# Converted a Bachmann Big Hauler to Polar Express



## DoyleS (Nov 26, 2016)

I upgraded my old Version 2 Bachmann Big Haulers with the Version 5 Annie Chassis. Then decided to convert the Royale Blue set to a Polar Express train for the grandkids. I ordered Vinyl lettering and did a little painting. Here is the result.


----------



## Tom_C (Jan 8, 2016)

Nice. And, nice kitchen. I see a thermador and a boos cutting board :thumbsup:

BTW, what is the lettering you bought?


----------



## DoyleS (Nov 26, 2016)

I bought the letters on Amazon Prime. 1/2 " Vinyl letters. A whole sheet for $4.18. Since the lettering on the Royale Blue was B&O and all in silver, I stuck with the silver letters. I used the low stick painters tape to set a straight line and then applied the letters individually.
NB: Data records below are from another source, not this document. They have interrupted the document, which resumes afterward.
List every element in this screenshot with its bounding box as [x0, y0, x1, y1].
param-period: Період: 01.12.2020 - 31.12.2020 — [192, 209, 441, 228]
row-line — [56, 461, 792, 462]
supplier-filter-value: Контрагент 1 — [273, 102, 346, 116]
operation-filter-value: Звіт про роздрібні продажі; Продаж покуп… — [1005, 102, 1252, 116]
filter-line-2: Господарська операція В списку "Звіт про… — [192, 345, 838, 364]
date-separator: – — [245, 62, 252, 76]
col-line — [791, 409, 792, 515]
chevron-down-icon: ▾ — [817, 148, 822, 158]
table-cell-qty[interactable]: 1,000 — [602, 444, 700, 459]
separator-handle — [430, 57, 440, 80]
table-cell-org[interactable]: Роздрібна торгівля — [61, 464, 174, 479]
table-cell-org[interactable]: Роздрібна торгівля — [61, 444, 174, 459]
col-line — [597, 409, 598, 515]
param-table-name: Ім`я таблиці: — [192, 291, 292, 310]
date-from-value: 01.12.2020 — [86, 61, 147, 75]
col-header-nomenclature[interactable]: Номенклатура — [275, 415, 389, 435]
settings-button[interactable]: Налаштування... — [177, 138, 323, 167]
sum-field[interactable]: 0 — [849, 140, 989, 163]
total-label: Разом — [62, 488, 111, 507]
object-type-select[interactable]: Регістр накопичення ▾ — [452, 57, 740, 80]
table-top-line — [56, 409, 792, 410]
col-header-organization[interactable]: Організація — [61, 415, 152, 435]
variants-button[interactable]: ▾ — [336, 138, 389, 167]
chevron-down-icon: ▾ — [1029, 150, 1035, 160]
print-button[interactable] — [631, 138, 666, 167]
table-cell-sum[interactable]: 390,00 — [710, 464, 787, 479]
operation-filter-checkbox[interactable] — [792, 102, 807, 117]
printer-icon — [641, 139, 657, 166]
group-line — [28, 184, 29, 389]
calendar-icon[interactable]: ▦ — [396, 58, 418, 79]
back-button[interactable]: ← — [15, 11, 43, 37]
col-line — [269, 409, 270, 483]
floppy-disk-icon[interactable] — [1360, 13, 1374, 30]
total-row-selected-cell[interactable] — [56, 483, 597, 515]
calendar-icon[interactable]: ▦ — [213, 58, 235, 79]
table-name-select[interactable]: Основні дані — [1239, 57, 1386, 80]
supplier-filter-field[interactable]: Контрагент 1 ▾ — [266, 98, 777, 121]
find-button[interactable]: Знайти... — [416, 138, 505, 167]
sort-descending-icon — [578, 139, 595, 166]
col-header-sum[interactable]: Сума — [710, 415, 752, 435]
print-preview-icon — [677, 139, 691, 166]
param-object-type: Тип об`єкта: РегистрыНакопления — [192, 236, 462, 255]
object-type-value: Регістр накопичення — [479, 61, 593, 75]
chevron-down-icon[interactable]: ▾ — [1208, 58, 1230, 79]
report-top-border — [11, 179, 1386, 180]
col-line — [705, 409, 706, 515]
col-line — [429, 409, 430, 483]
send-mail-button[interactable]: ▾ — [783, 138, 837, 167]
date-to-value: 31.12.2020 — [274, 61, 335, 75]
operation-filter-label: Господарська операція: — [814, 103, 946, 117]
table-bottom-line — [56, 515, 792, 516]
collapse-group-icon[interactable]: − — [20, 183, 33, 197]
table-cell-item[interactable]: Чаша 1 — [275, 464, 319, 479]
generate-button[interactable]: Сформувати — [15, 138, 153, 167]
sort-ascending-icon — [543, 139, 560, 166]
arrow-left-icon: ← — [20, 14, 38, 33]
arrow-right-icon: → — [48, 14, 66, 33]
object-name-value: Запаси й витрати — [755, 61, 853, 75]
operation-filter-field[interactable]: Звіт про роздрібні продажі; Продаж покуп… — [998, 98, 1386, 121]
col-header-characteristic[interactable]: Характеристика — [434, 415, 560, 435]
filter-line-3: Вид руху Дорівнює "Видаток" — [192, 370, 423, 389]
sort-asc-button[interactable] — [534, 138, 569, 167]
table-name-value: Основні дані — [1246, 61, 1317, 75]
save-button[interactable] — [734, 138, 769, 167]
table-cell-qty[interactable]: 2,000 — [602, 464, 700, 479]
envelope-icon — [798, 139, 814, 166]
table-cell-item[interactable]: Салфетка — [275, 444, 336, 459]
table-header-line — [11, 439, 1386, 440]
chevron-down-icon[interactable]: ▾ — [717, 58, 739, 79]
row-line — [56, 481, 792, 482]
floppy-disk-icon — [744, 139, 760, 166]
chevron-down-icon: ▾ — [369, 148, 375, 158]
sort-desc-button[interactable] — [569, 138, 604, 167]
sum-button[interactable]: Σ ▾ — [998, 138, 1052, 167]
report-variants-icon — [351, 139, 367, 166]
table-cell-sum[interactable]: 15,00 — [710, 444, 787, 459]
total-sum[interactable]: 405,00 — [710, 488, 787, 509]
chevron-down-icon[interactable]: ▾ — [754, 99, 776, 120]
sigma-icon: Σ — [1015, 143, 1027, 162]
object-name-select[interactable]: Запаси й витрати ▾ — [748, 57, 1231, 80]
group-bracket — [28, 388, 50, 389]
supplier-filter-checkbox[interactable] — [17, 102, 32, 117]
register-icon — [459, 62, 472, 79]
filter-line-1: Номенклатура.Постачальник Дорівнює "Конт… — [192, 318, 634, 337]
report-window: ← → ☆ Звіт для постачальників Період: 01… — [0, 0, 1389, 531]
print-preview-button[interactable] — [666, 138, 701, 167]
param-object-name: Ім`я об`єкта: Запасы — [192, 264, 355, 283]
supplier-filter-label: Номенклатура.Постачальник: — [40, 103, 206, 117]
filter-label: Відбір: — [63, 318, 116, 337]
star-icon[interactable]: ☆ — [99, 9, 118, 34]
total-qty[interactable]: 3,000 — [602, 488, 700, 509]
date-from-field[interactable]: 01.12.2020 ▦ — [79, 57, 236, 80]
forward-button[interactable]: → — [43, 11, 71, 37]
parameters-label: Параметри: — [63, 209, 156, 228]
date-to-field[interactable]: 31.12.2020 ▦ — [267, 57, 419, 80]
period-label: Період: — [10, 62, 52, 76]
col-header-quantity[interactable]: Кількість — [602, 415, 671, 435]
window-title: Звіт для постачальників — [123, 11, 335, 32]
There was a logo on the passenger car that I had to work around so for the POLAR I started with the R and worked backwards. EXPRESS went E to S. With the Mail car I had to paint out the Logo and used a Navy Blue acrylic paint that matched almost perfectly. Here is a link to the letters. https://www.amazon.com/gp/product/B011Q1XM7E/ref=ppx_yo_dt_b_asin_title_o02_s00?ie=UTF8&psc=1


----------



## DMASSO (Jul 25, 2015)

Great job.


----------



## Spence (Oct 15, 2015)

Very nice conversion. :appl:


----------